Sparse sampling
Sparse sampling is a way to transition between the truncated IR representation of a propagator (useful for convergence analysis) and a sparse set of sampling points in imaginary time or Matsubara frequency. This is mediated by two classes:
sparse_ir.TauSampling: sparse sampling in imaginary time, useful for, e.g., constructing Feynman diagrams with a spontaneous interation term.
sparse_ir.MatsubaraSampling: sparse sampling in Matsubara frequencies, useful for, e.g., solving diagrammatic equations such as the Dyson equation.
All sampling classes contain sampling_points, which are the corresponding
sampling points in time or frequency, and a method evaluate(), which allows
one to go from coefficients to sampling points, and a method fit() to go
back:
________________ ___________________
| | evaluate() | |
| Basis |---------------->| Value on |
| coefficients |<----------------| sampling_points |
|________________| fit() |___________________|
Warning
When storing data in sparse time/frequency, always store the sampling points together with the data. The exact location of the sampling points may be different from between platforms and/or between releases.

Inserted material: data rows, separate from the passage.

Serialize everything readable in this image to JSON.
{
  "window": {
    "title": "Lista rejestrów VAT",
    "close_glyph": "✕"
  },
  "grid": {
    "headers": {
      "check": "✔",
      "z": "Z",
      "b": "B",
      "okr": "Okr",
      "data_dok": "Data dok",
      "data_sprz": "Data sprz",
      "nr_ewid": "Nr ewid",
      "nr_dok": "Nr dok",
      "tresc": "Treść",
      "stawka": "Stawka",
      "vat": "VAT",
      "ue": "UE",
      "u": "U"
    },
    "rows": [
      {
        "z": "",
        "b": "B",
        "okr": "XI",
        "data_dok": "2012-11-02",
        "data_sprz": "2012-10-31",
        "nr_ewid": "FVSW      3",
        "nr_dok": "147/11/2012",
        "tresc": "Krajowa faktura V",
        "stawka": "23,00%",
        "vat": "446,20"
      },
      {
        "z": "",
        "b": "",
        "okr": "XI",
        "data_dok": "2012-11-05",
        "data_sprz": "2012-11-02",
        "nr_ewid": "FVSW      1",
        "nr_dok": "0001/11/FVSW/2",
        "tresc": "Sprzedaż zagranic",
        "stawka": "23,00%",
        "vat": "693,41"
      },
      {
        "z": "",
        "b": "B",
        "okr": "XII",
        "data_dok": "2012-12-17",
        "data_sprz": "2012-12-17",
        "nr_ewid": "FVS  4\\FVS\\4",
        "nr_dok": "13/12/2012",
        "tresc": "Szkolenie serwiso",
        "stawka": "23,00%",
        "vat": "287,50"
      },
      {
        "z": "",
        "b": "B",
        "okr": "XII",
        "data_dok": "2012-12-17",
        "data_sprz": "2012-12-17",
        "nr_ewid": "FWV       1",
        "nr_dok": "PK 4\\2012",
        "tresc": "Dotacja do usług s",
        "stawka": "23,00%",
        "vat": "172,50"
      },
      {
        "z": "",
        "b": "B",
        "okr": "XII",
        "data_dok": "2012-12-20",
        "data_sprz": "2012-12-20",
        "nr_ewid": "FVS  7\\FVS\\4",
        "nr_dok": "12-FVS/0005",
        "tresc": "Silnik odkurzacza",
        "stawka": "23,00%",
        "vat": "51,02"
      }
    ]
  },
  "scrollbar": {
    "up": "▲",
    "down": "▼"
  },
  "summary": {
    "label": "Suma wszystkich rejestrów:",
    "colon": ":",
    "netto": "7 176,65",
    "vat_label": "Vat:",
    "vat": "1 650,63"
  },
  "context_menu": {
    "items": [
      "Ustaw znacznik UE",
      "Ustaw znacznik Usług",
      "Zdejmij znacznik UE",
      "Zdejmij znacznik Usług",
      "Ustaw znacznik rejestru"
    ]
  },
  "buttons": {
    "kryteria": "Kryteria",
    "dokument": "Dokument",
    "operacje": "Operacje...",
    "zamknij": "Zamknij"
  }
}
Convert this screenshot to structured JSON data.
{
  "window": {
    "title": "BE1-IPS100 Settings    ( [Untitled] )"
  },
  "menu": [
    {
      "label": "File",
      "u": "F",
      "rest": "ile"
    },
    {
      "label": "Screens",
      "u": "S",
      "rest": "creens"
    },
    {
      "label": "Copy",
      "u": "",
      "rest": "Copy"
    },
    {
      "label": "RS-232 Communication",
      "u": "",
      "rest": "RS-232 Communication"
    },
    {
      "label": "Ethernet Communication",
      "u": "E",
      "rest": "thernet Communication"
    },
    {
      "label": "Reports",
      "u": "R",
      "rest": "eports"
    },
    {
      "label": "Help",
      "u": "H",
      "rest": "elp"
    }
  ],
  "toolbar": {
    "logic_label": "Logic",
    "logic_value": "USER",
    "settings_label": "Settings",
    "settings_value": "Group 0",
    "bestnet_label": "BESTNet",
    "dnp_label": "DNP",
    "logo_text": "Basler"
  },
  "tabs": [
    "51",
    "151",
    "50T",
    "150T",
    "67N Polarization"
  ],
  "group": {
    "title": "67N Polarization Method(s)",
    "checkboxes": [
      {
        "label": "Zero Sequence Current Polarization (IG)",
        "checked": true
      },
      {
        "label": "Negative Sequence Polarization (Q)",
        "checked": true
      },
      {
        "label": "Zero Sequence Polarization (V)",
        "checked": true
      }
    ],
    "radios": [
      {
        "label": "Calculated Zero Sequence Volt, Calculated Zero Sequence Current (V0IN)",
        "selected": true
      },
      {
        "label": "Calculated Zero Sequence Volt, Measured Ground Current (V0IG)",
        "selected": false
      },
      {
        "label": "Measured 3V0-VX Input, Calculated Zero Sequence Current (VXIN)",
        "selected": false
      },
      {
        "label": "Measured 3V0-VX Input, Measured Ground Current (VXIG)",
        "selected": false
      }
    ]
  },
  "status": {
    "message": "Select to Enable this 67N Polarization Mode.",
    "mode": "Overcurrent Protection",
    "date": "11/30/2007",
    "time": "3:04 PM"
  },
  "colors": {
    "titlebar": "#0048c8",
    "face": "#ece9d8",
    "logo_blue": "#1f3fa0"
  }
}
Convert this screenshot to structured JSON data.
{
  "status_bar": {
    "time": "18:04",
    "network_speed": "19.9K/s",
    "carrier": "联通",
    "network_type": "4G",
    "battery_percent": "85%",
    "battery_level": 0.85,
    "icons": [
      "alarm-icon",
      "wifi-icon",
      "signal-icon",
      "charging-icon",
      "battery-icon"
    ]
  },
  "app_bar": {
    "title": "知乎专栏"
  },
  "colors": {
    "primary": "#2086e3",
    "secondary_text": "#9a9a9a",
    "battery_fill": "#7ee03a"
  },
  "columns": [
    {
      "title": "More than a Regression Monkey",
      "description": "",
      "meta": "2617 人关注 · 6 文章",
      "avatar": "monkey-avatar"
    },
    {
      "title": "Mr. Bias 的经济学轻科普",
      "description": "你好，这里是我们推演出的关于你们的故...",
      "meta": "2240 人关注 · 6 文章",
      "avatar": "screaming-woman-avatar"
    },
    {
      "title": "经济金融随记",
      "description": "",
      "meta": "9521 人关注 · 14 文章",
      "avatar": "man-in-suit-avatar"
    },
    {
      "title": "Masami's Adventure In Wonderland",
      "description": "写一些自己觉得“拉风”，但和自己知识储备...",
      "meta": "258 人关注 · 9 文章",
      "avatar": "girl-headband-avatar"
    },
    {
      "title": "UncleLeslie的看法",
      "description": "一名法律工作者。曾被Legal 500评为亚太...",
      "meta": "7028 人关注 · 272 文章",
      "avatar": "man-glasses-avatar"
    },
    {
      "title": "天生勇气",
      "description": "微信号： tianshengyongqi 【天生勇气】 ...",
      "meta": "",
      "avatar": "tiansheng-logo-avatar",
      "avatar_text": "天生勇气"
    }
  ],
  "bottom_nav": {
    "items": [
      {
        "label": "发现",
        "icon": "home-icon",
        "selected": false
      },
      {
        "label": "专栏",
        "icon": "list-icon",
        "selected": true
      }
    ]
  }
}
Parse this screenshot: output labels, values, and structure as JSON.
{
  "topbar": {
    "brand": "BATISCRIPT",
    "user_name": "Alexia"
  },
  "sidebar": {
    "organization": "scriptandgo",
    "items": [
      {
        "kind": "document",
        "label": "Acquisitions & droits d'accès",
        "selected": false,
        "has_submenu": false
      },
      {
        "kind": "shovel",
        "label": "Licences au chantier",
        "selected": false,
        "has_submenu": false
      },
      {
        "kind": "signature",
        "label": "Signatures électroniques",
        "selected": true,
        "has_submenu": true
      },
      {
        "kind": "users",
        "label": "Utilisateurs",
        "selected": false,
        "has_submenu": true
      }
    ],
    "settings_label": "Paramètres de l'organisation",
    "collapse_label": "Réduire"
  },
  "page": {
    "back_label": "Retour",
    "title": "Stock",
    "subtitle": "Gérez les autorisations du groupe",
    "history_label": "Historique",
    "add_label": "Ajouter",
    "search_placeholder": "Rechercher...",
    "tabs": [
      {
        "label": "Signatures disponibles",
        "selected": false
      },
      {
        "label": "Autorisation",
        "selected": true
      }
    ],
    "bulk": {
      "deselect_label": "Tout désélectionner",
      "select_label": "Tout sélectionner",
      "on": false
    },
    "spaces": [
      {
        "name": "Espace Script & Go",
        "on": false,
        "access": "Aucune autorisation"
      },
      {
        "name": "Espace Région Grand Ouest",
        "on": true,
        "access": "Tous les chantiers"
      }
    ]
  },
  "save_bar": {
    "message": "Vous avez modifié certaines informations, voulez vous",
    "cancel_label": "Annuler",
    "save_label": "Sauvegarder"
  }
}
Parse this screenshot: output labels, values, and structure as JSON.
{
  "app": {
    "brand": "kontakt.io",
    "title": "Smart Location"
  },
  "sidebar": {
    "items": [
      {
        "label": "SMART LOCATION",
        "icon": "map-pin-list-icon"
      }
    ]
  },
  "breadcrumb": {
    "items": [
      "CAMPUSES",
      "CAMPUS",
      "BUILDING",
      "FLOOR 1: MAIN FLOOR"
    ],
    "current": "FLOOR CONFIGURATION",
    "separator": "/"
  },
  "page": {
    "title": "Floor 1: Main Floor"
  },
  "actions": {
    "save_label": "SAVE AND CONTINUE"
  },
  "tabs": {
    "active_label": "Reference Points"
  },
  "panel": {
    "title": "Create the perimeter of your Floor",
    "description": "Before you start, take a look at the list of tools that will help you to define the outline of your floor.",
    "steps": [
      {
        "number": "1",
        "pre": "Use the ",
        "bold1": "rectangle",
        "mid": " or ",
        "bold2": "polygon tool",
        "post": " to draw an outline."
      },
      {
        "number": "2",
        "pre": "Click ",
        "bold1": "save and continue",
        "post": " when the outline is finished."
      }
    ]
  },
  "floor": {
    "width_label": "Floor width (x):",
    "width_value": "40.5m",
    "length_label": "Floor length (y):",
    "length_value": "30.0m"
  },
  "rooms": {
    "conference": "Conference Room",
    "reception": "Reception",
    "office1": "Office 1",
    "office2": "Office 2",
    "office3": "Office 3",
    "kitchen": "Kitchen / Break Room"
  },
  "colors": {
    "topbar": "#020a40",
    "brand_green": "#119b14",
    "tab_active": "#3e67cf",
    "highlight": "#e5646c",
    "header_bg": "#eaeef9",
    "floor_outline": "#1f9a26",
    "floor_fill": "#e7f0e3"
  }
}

Sparse sampling transformers
- class sparse_ir.TauSampling(basis, sampling_points=None, use_positive_taus=False)
Sparse sampling in imaginary time.
Allows the transformation between the IR basis and a set of sampling points in (scaled/unscaled) imaginary time.
- evaluate(al, axis=0)
Transform basis coefficients to sampling points.
Parameters:
- alarray_like
Basis coefficients
- axisint, optional
Axis along which to transform
Returns:
- ndarray
Values at sampling points
- fit(ax, axis=0)
Fit basis coefficients from sampling point values.
- property tau
Tau sampling points.
- class sparse_ir.MatsubaraSampling(basis, sampling_points=None, positive_only=False)
Sparse sampling in Matsubara frequencies.
Allows the transformation between the IR basis and a set of sampling points in (scaled/unscaled) imaginary frequencies.
By setting
positive_only=True, one assumes that functions to be fitted are symmetric in Matsubara frequency, i.e.:Ghat(iv) == Ghat(-iv).conj()
or equivalently, that they are purely real in imaginary time. In this case, sparse sampling is performed over non-negative frequencies only, cutting away half of the necessary sampling space.
- evaluate(al, axis=0)
Transform basis coefficients to sampling points.
Parameters:
- alarray_like
Basis coefficients
- axisint, optional
Axis along which to transform
Returns:
- ndarray
Values at Matsubara frequencies (complex)
- fit(ax, axis=0)
Fit basis coefficients from Matsubara frequency values.
- property wn
Matsubara frequency indices.
Base classes
Note
The base classes for sampling are currently being refactored. Please refer to the concrete sampling classes above for the current API.